Федя вспрыгнул на лавку, сорвал с гвоздя клетку и опрометью кинулся вон.
В сенях его снова обдало нестерпимым жаром: кухонная дверь уже начинала тлеть. Густой столб черного дыма непроницаемой стеной закрывал выходную дверь.
Пригнув голову, Ушаков бросился наугад туда, где должен был быть выход, откуда слышались тревожные голоса. И очутился на воздухе.
Толпа, в волнении ждавшая его, облегченно вздохнула:
– Жив!
– Бабоньки, несет!
– Клетку вынес!
– Ну и отчаянный же!
Какой-то дед, только что прибежавший на пожар, услужливо плеснул на плечи Ушакова ведро воды.
Встряхиваясь, Федя побежал к толпе.
Навстречу ему спешила высокая женщина. Ее красивое лицо выражало испуг.
– Не обжегся? И зачем было лезть в огонь? Всё ее прихоти, баловницы! А как достал, теперь небось и не взглянет на своего снегиря! – говорила она Феде, словно давно знала его.
Девочка по-прежнему сидела на узлах, но уже не плакала.
– Ой, как тебя облили! – звонко рассмеялась она, принимая из рук Феди клетку со снегирем.
– Храбер солдат!
– Какой солдат? Гардемарин!
– И чего лез, непутевый? – обсуждали в толпе происшествие.
Ушаков покраснел от смущения и, не глядя ни на кого, побежал через пустыри домой.
Навстречу ему, дребезжа, мчалась телега. В ней, свесив ноги, сидели полицейский и несколько коллежских служителей. Из-за их спин торчала заливная труба. А за телегой спешил к пожару плутонг[6] солдат Великолуцкого пехотного полка, который по расписанию должен был тушить пожары на Васильевском острове.

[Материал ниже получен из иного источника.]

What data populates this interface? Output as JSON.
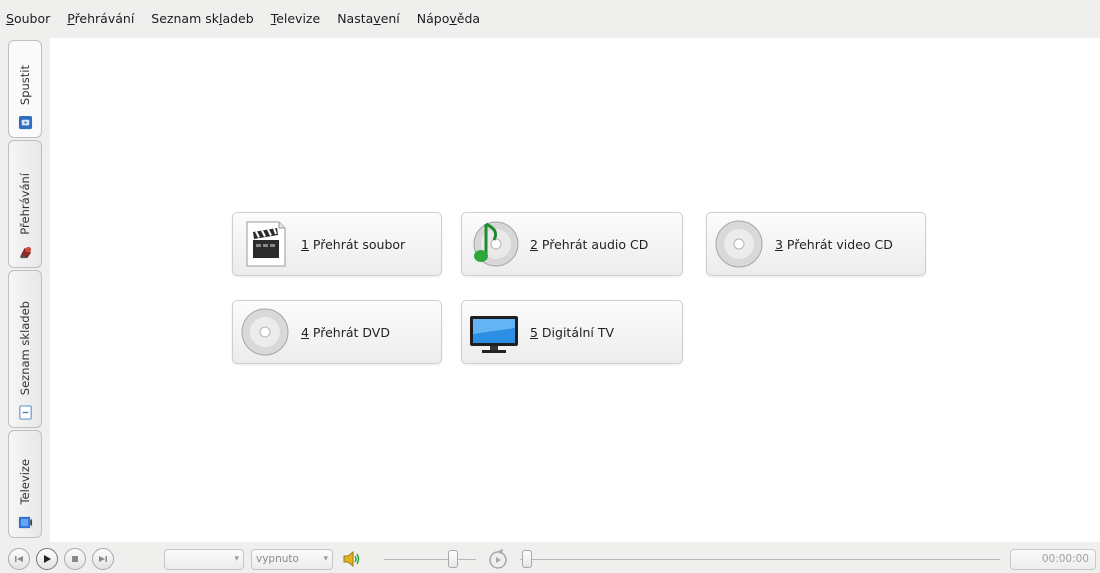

Когда Гаврюша Голенкин вернулся домой, было уже за полночь. Федя Ушаков и Паша Пустошкин сидели и занимались при свече.
Вместе с Голенкиным заглянул к соседям и Нерон Веленбаков, живший в этом же домике, в комнате напротив.
Гаврюша, не мешкая, стал укладываться спать. А Веленбаков плюхнулся на скамейку и, вынув из кармана флягу, поставил ее со стуком на стол.
Дети, сему учитесь,
Водки пить не страшитесь! —
пробасил он.
Нерон был немного навеселе.
Ушаков только вскинул на него свои строгие глаза и снова углубился в чтение.

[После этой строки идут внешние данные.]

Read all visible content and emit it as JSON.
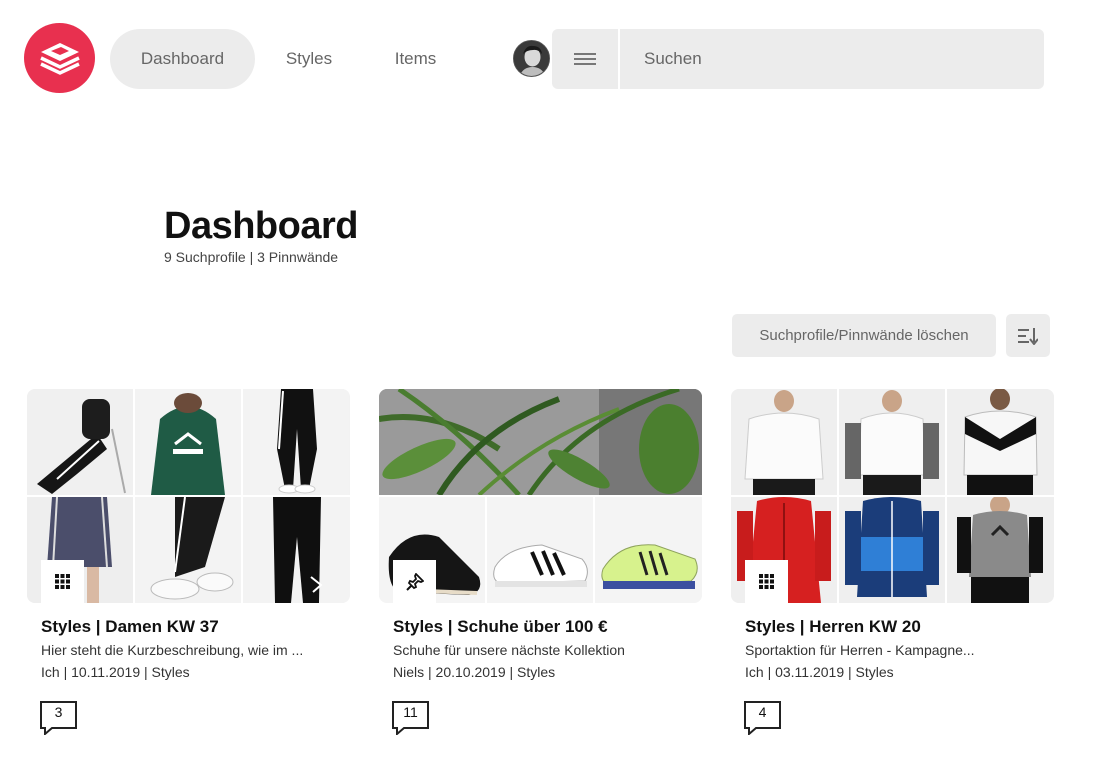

– Ну-ну, не коситесь, ваше преподобие! Я знаю: вы не жалуете пресной водицы. Уберу, уберу, – сказал Веленбаков, пряча флягу в карман. – Вот погуторю с Пашенькой минутку и уйду спать!
Словоохотливый Пустошкин захлопнул свою книгу и, улыбнувшись, спросил:
– Откуда это вы, полуношники? И где вас только носит?!

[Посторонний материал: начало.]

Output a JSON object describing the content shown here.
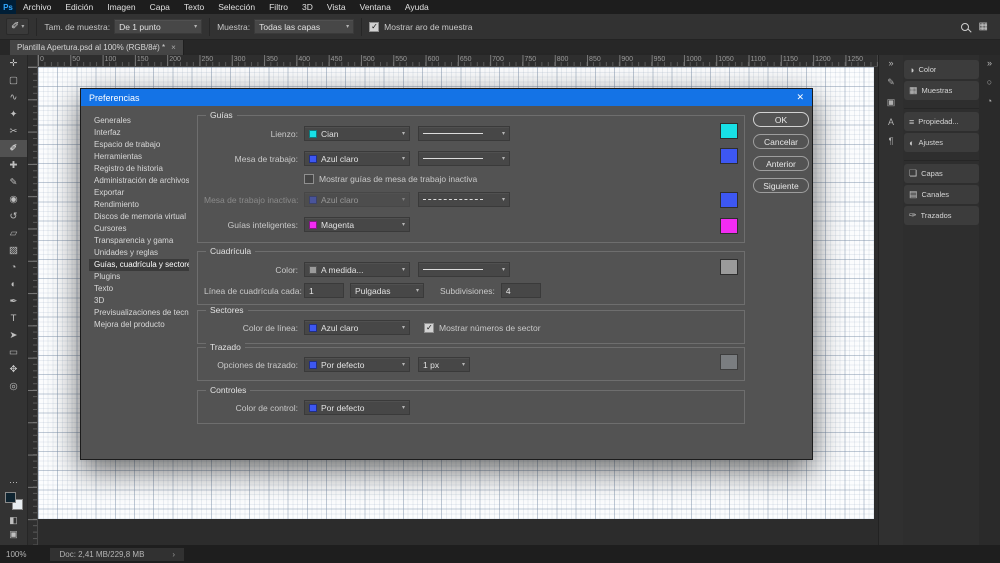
{
  "colors": {
    "accent_blue": "#1473e6",
    "cyan": "#18e0e6",
    "light_blue": "#3d57f2",
    "magenta": "#f32bf3",
    "custom_gray": "#9b9b9b",
    "stroke_muted": "#9aa0a6",
    "fg_color": "#0f2430",
    "bg_color": "#e9eef2"
  },
  "menubar": {
    "logo": "Ps",
    "items": [
      {
        "label": "Archivo"
      },
      {
        "label": "Edición"
      },
      {
        "label": "Imagen"
      },
      {
        "label": "Capa"
      },
      {
        "label": "Texto"
      },
      {
        "label": "Selección"
      },
      {
        "label": "Filtro"
      },
      {
        "label": "3D"
      },
      {
        "label": "Vista"
      },
      {
        "label": "Ventana"
      },
      {
        "label": "Ayuda"
      }
    ]
  },
  "options": {
    "tool_glyph": "✐",
    "sample_size_label": "Tam. de muestra:",
    "sample_size_value": "De 1 punto",
    "sample_label": "Muestra:",
    "sample_value": "Todas las capas",
    "show_ring_label": "Mostrar aro de muestra",
    "workspace_icon_glyph": "▦"
  },
  "tab": {
    "title": "Plantilla Apertura.psd al 100% (RGB/8#) *",
    "close": "×"
  },
  "ruler_numbers": [
    "0",
    "50",
    "100",
    "150",
    "200",
    "250",
    "300",
    "350",
    "400",
    "450",
    "500",
    "550",
    "600",
    "650",
    "700",
    "750",
    "800",
    "850",
    "900",
    "950",
    "1000",
    "1050",
    "1100",
    "1150",
    "1200",
    "1250"
  ],
  "tools": [
    {
      "name": "move-tool",
      "glyph": "✛"
    },
    {
      "name": "marquee-tool",
      "glyph": "▢"
    },
    {
      "name": "lasso-tool",
      "glyph": "∿"
    },
    {
      "name": "magic-wand-tool",
      "glyph": "✦"
    },
    {
      "name": "crop-tool",
      "glyph": "✂"
    },
    {
      "name": "eyedropper-tool",
      "glyph": "✐",
      "selected": true
    },
    {
      "name": "healing-brush-tool",
      "glyph": "✚"
    },
    {
      "name": "brush-tool",
      "glyph": "✎"
    },
    {
      "name": "clone-stamp-tool",
      "glyph": "◉"
    },
    {
      "name": "history-brush-tool",
      "glyph": "↺"
    },
    {
      "name": "eraser-tool",
      "glyph": "▱"
    },
    {
      "name": "gradient-tool",
      "glyph": "▧"
    },
    {
      "name": "blur-tool",
      "glyph": "◔"
    },
    {
      "name": "dodge-tool",
      "glyph": "◐"
    },
    {
      "name": "pen-tool",
      "glyph": "✒"
    },
    {
      "name": "type-tool",
      "glyph": "T"
    },
    {
      "name": "path-selection-tool",
      "glyph": "➤"
    },
    {
      "name": "shape-tool",
      "glyph": "▭"
    },
    {
      "name": "hand-tool",
      "glyph": "✥"
    },
    {
      "name": "zoom-tool",
      "glyph": "◎"
    }
  ],
  "toolbar_extras": {
    "more": "⋯",
    "quick_mask": "◧",
    "screen_mode": "▣"
  },
  "dialog": {
    "title": "Preferencias",
    "close": "✕",
    "nav": [
      {
        "label": "Generales"
      },
      {
        "label": "Interfaz"
      },
      {
        "label": "Espacio de trabajo"
      },
      {
        "label": "Herramientas"
      },
      {
        "label": "Registro de historia"
      },
      {
        "label": "Administración de archivos"
      },
      {
        "label": "Exportar"
      },
      {
        "label": "Rendimiento"
      },
      {
        "label": "Discos de memoria virtual"
      },
      {
        "label": "Cursores"
      },
      {
        "label": "Transparencia y gama"
      },
      {
        "label": "Unidades y reglas"
      },
      {
        "label": "Guías, cuadrícula y sectores",
        "selected": true
      },
      {
        "label": "Plugins"
      },
      {
        "label": "Texto"
      },
      {
        "label": "3D"
      },
      {
        "label": "Previsualizaciones de tecnología"
      },
      {
        "label": "Mejora del producto"
      }
    ],
    "buttons": {
      "ok": "OK",
      "cancel": "Cancelar",
      "prev": "Anterior",
      "next": "Siguiente"
    },
    "guides": {
      "legend": "Guías",
      "canvas": {
        "label": "Lienzo:",
        "value": "Cian",
        "color": "#18e0e6"
      },
      "artboard": {
        "label": "Mesa de trabajo:",
        "value": "Azul claro",
        "color": "#3d57f2"
      },
      "show_inactive_label": "Mostrar guías de mesa de trabajo inactiva",
      "inactive": {
        "label": "Mesa de trabajo inactiva:",
        "value": "Azul claro",
        "color": "#3d57f2"
      },
      "smart": {
        "label": "Guías inteligentes:",
        "value": "Magenta",
        "color": "#f32bf3"
      }
    },
    "grid": {
      "legend": "Cuadrícula",
      "color": {
        "label": "Color:",
        "value": "A medida...",
        "color": "#9b9b9b"
      },
      "line_every": {
        "label": "Línea de cuadrícula cada:",
        "value": "1",
        "unit": "Pulgadas"
      },
      "subdivisions": {
        "label": "Subdivisiones:",
        "value": "4"
      }
    },
    "slices": {
      "legend": "Sectores",
      "line_color": {
        "label": "Color de línea:",
        "value": "Azul claro",
        "color": "#3d57f2"
      },
      "show_numbers_label": "Mostrar números de sector"
    },
    "path": {
      "legend": "Trazado",
      "options": {
        "label": "Opciones de trazado:",
        "value": "Por defecto",
        "color": "#3d57f2"
      },
      "width_value": "1 px"
    },
    "controls": {
      "legend": "Controles",
      "color": {
        "label": "Color de control:",
        "value": "Por defecto",
        "color": "#3d57f2"
      }
    },
    "well_colors": {
      "canvas": "#18e0e6",
      "artboard": "#3d57f2",
      "inactive": "#3d57f2",
      "smart": "#f32bf3",
      "grid": "#9b9b9b",
      "stroke": "#9aa0a6"
    }
  },
  "panels": {
    "collapse_glyph": "»",
    "mini_icons": [
      {
        "name": "brushes-panel-icon",
        "glyph": "✎"
      },
      {
        "name": "clone-source-panel-icon",
        "glyph": "▣"
      },
      {
        "name": "character-panel-icon",
        "glyph": "A"
      },
      {
        "name": "paragraph-panel-icon",
        "glyph": "¶"
      }
    ],
    "group1": [
      {
        "name": "color-panel-button",
        "icon": "◑",
        "label": "Color"
      },
      {
        "name": "swatches-panel-button",
        "icon": "▦",
        "label": "Muestras"
      }
    ],
    "group2": [
      {
        "name": "properties-panel-button",
        "icon": "≡",
        "label": "Propiedad..."
      },
      {
        "name": "adjustments-panel-button",
        "icon": "◐",
        "label": "Ajustes"
      }
    ],
    "group3": [
      {
        "name": "layers-panel-button",
        "icon": "❏",
        "label": "Capas"
      },
      {
        "name": "channels-panel-button",
        "icon": "▤",
        "label": "Canales"
      },
      {
        "name": "paths-panel-button",
        "icon": "✑",
        "label": "Trazados"
      }
    ],
    "right_icons": [
      {
        "name": "libraries-panel-icon",
        "glyph": "○"
      },
      {
        "name": "history-panel-icon",
        "glyph": "◔"
      }
    ]
  },
  "statusbar": {
    "zoom": "100%",
    "doc_info": "Doc: 2,41 MB/229,8 MB",
    "chevron": "›"
  }
}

– Вы тут просвещаетесь, а мы – пребываем в гулянии… Я с вечера пришвартовался в кабачке у двенадцати коллегий, а он, – кивнул Веленбаков на Голенкина, – сказывал, на Неве с девушками скучал. Корабельную архитектуру с ними изучал… Мы с Гаврюшей на разных курсах шли к одному рандеву у «сахарных» ворот: гуляли порознь, а через забор лезли вместе. Только он – проворней меня, а я, кажись, карман оторвал! Ишь как они расселись, – посмотрел Нерон на Ушакова и Пустошкина, сидевших на противоположных концах стола. – Федя у нас – капрал, он, конечно, на «юте»[7] сидит, а Павлуша – гардемарин, он ближе к порогу, «на баке»… Это что, у вас всегда такой порядок? – усмехнулся Веленбаков.
– Тебе, Нерон, на юте никогда не бывать. Тебе и по фамилии велено на баке: Велен-баков, – не удержался от каламбура Голенкин.
– А мне – где угодно сидеть, лишь бы с чарочкой! – согласился Нерон.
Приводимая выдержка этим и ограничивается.